Population (2017-12-31)
- • Total: 135
- • Density: 39/km^{2} (100/sq mi)
- Time zone: UTC+01:00 (CET)
- • Summer (DST): UTC+02:00 (CEST)
- Postal codes: 29378
- Dialling codes: 05831

= Kakerbeck (Wittingen) =

The village of Kakerbeck lies in the north German state of Lower Saxony in the district of Gifhorn. It is a village in the town of Wittingen.

Kakerbeck is a rundling village originally probably five farmsteads.
Around 100 people live in Kakerbeck today in 29 houses.

== Location ==
The parish lies in the district of Gifhorn south of Wittingen on lightly rolling loess terrain.
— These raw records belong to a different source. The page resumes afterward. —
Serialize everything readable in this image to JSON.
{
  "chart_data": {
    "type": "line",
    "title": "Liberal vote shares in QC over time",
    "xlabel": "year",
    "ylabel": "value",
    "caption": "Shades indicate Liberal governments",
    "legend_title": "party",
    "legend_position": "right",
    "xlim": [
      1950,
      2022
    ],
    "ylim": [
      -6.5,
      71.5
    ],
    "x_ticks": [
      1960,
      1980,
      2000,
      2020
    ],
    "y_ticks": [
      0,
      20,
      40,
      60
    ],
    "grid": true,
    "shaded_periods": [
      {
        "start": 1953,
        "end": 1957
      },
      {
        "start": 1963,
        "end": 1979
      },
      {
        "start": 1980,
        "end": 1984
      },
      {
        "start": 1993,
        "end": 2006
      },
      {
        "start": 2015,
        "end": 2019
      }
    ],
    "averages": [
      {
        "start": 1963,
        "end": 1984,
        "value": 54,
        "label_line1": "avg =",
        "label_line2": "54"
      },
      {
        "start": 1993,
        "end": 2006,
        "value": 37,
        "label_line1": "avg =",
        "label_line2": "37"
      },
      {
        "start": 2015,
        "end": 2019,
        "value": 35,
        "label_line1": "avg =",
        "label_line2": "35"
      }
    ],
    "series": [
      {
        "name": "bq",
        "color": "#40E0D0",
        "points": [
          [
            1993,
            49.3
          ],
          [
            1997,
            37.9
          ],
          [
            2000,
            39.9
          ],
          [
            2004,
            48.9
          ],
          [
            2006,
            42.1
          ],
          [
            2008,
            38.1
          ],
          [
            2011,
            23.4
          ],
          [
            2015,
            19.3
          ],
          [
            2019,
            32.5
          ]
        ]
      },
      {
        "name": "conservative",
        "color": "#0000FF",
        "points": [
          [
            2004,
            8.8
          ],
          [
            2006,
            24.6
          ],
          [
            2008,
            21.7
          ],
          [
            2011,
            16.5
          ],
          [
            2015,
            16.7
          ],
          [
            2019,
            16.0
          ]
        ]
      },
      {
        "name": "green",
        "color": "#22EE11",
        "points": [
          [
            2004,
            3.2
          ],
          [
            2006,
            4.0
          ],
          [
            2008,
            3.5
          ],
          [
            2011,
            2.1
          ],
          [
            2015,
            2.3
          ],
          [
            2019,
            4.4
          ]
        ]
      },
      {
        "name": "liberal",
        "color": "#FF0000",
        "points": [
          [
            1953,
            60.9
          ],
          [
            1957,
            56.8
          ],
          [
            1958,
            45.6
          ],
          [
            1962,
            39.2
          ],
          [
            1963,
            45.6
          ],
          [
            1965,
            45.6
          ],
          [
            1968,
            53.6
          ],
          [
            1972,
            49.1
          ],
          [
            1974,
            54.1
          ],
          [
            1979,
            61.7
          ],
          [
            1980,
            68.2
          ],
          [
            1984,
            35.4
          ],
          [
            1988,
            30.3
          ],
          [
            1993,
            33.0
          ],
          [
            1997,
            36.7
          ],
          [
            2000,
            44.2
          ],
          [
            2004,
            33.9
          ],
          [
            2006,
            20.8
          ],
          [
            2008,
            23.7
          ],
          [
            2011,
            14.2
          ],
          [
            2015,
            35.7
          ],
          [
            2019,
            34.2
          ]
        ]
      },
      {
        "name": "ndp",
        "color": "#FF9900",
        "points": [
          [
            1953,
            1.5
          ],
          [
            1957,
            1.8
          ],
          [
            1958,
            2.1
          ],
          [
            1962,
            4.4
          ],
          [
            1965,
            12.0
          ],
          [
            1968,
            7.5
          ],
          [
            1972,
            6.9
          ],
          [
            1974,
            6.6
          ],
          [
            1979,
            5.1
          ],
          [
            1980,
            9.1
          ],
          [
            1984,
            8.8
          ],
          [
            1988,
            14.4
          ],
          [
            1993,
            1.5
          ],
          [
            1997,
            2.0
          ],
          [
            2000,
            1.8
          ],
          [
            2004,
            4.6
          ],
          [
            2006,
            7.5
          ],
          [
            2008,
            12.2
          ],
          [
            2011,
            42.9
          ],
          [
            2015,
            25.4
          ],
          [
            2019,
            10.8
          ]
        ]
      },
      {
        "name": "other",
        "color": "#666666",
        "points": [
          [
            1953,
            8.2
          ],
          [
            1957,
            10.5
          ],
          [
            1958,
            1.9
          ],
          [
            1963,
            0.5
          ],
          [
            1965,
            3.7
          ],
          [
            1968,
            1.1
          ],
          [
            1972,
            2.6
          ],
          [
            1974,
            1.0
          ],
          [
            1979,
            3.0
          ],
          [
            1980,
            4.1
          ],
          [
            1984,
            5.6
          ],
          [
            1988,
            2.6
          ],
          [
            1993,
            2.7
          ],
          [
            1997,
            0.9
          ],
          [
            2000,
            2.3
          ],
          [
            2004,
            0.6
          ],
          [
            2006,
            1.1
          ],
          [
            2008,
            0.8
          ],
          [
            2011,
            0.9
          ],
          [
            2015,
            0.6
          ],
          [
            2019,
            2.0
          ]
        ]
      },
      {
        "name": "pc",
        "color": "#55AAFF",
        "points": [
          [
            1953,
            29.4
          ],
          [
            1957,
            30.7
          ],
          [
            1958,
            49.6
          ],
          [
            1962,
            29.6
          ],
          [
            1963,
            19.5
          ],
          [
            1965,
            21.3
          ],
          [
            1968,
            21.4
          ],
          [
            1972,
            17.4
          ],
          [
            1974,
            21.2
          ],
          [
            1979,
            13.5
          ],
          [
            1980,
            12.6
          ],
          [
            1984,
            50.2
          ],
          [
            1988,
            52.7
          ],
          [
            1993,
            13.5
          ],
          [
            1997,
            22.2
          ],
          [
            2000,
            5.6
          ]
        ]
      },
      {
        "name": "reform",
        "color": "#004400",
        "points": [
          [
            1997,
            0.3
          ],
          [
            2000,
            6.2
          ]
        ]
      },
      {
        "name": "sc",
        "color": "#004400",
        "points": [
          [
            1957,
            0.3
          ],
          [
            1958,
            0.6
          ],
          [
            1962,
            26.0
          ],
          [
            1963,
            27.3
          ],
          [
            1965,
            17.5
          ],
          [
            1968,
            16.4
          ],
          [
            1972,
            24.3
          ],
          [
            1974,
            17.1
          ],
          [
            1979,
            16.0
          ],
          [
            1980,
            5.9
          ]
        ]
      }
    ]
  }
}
The village lies on a gentle, southwest-facing slope.

== History ==
Kakerbeck was first documented in the monastery charter of 3 June 1243. However, Kakerbeck is one of the -beke settlements, the origin of which generally belongs to the older clearances period, 500-800 A.D., so may be considered of that.

In the course of the municipal area reform in Lower Saxony, the independent municipality of Kakerbeck was incorporated into the borough of Wittingen on 1 March 1974.

In 1993 the village celebrated its 750th anniversary.